I'm trying to prove the following claim (conjecture).
Let $f\in C^{1}(0,1)$ be such that $f(\frac{1}{2})=0$ and $f>0$ in $(0,1)\setminus\{\frac{1}{2}\}$. Prove that $$ \lim_{x\to\frac{1}{2}}\frac{f(x)}{(\frac{1}{2}-x)^{a}}=0\quad\text{for any $a\in(0,1)$}. $$
My proof: From the assumption of $f$, the case $f\equiv const.$ is removable. In addition, the case $f=o((\frac{1}{2}-x)^{a})$ (this notation might be wrong) is also removable for any $a\in(0,1)$; otherwise, it contradicts to $f\in C^{1}$. Thus, since $f>o((\frac{1}{2}-x)^{a})$ for any $a\in(0,1)$, we have the conclusion.

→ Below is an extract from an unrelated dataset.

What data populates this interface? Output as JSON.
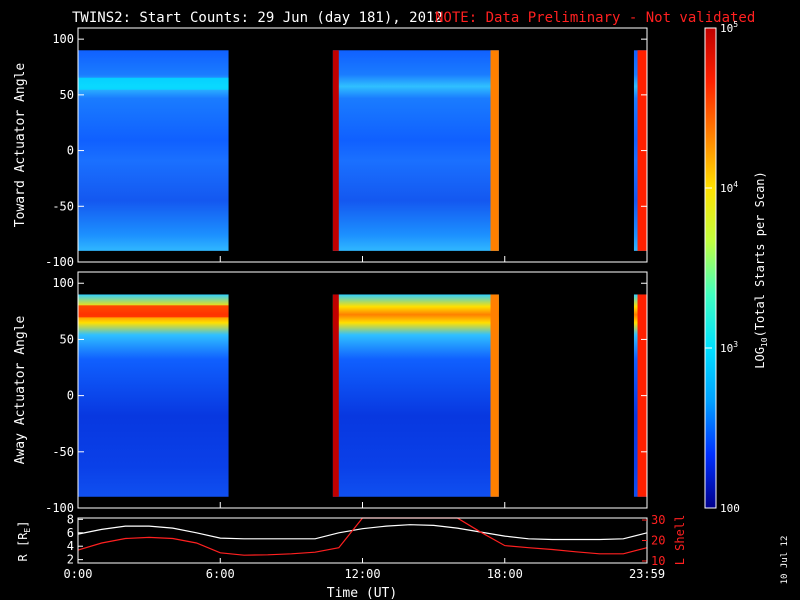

I wonder if the proof in second and third sentences is not enough and there are more nice proofs. If you have some ideas, could you tell me that? And also, this statement might be wrong. If so, please point out which is wrong or give me a counterexample.
Thank you in advance.
$$ \lim_{x\to\frac{1}{2}}\frac{f(x)}{(\frac{1}{2}-x)^{a}}=\lim_{x\to\frac{1}{2}}\frac{f\left( x\right) -f\left( \frac{1}{2}\right) }{x-\frac{1}{2}} \cdot \lim_{x\to\frac{1}{2}} \left(-\left(\frac{1}{2} -x\right)^{1-a}\right) =f'\left(\frac{1}{2}\right)\cdot 0 =0$$